The whole subject of the Book is the composite soul, and this is thoroughly Numenian.[457]
Then we have the giving without return.[458]
Then we find the pilot-simile as illustration for the relation of soul to body,[459] although in Numenius it appears of the Logos and the world.
We find the animal divided in two souls, the irrational and the rational,[460] which reminds us of Numenius's division into two souls.[461]
The soul consists of a peculiar kind of motion, which however is entirely different from that of other bodies, which is its own life.[462] This reminds us of Numenius's still-standing of the Supreme, which however is simultaneously innate motion.[463]
Referring to the problem, discussed elsewhere, that these Plotinic works of the latest or Eustochian period, are the most Numenian, which we would be most likely to attribute to his early or formative stage, rather than to the last or perfected period, it is interesting to notice that these works seem to imply other works of the Amelian or Porphyrian periods, by the words,[464] "It has been said," or treated of, referring evidently to several passages.[465] Still this need not necessarily refer to this later work, it may even refer to Plato, or even to Numenius's allegory of the Cave of the Nymphs,[470] where the descent of the souls is most definitely studied. Or it might even refer to Num. 35a, where birth or genesis is referred to as the wetting of the souls in the matter of bodies.
Moreover, they contain an acknowledgment, and a study of positive evil, something which would be very unlikely after his elaborate explaining away of evil in his treatise against the Gnostics, of the Porphyrian period, and his last treatment of Matter, where he is even willing to grant the possibility of matter possessing Being. The natural process for any thinker must ever be to begin with comparative imitation of his master, and then to progress to independent treatment of the subject. But for the process to be reversed is hardly likely.
Moreover, when we examine these Eustochian works in detail, they hardly seem to be such as would be the expressions of the last years of an ecstatic, suffering intense agony at times, his interest already directed heavenwards. The discussion of astrology must date from the earliest association with Gnostics, in Alexandria, who also might have inspired or demanded a special treatment of the nature of evil, which later he consistently denied. Then there is an amateurish treatment of anthropology in general, which the cumulatively-arranging Porphyry puts at the very beginning of the First Book. The treatise on the First Good and Happiness, is not unlike a beginner's first attempt at writing out his body of divinity, as George Herbert said, and Porphyry also puts it at the beginning. The Eros-article is only an amplification of Platonic myths, indeed making subtler distinctions, still not rising to the heights of pure, subjective speculation.

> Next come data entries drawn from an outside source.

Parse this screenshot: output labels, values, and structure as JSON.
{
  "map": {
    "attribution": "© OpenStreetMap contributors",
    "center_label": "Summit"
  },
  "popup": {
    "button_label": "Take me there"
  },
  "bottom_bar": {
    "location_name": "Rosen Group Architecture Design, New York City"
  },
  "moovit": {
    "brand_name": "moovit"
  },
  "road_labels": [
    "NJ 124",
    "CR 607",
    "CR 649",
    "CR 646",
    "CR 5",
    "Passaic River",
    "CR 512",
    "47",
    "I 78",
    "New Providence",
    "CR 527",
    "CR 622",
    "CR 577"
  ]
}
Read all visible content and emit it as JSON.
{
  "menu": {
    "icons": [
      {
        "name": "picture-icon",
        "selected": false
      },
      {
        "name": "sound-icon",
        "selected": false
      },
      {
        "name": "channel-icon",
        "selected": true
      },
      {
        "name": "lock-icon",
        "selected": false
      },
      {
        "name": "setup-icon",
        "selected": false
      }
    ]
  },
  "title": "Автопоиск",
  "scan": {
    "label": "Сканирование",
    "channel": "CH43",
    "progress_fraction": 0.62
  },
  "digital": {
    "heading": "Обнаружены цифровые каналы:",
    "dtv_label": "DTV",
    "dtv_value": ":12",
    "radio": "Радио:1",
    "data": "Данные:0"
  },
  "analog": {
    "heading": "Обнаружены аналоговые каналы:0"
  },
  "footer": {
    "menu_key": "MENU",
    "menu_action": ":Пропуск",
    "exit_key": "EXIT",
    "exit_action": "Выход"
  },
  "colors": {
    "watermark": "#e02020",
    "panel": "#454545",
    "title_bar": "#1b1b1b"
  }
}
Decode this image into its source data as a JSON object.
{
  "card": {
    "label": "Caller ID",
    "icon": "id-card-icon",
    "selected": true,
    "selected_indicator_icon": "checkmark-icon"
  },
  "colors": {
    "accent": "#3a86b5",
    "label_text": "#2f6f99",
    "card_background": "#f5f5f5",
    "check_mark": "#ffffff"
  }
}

These general considerations may be supplemented by a few more definite indications. It is in the Eros-article that we find the Platonic myth of Poros and Penia. Yet these reappear in the earliest Amelian treatment of matter (ii. 4), as a sort of echo, mentioned only by the way, as if they had been earlier thoroughly threshed out. Here also we find only a stray, incidental use of the term "hypostasis," whereas the Stoic language in other Amelian and Porphyrian treatises has already been pointed out.
We are therefore driven to the following, very human and natural conclusion. Plotinos's first attempts at philosophical writing had consisted of chiefly Numenian disquisitions, which would be natural in Alexandria, where Numenius had probably resided, and had left friends and successors among the Gnostics. When Plotinos went to Rome, he took these writings with him, but was too absorbed in new original Amelian treatises to resurrect his youthful Numenian attempts, which he probably did not value highly, as being the least original, and because they taught doctrines he had left behind in his Aristotelian and Stoic progress. He laid them aside. Only when Porphyry had left him, and he felt the increasing feebleness due to old age and Stoic austerities, did his attendant Eustochius urge him to preserve these early works. Plotinos was willing, and sent them to Sicily where Porphyry had retired. And so it happened with Plotinos, as it has happened with many another writer, that the last things became first, and the first became last.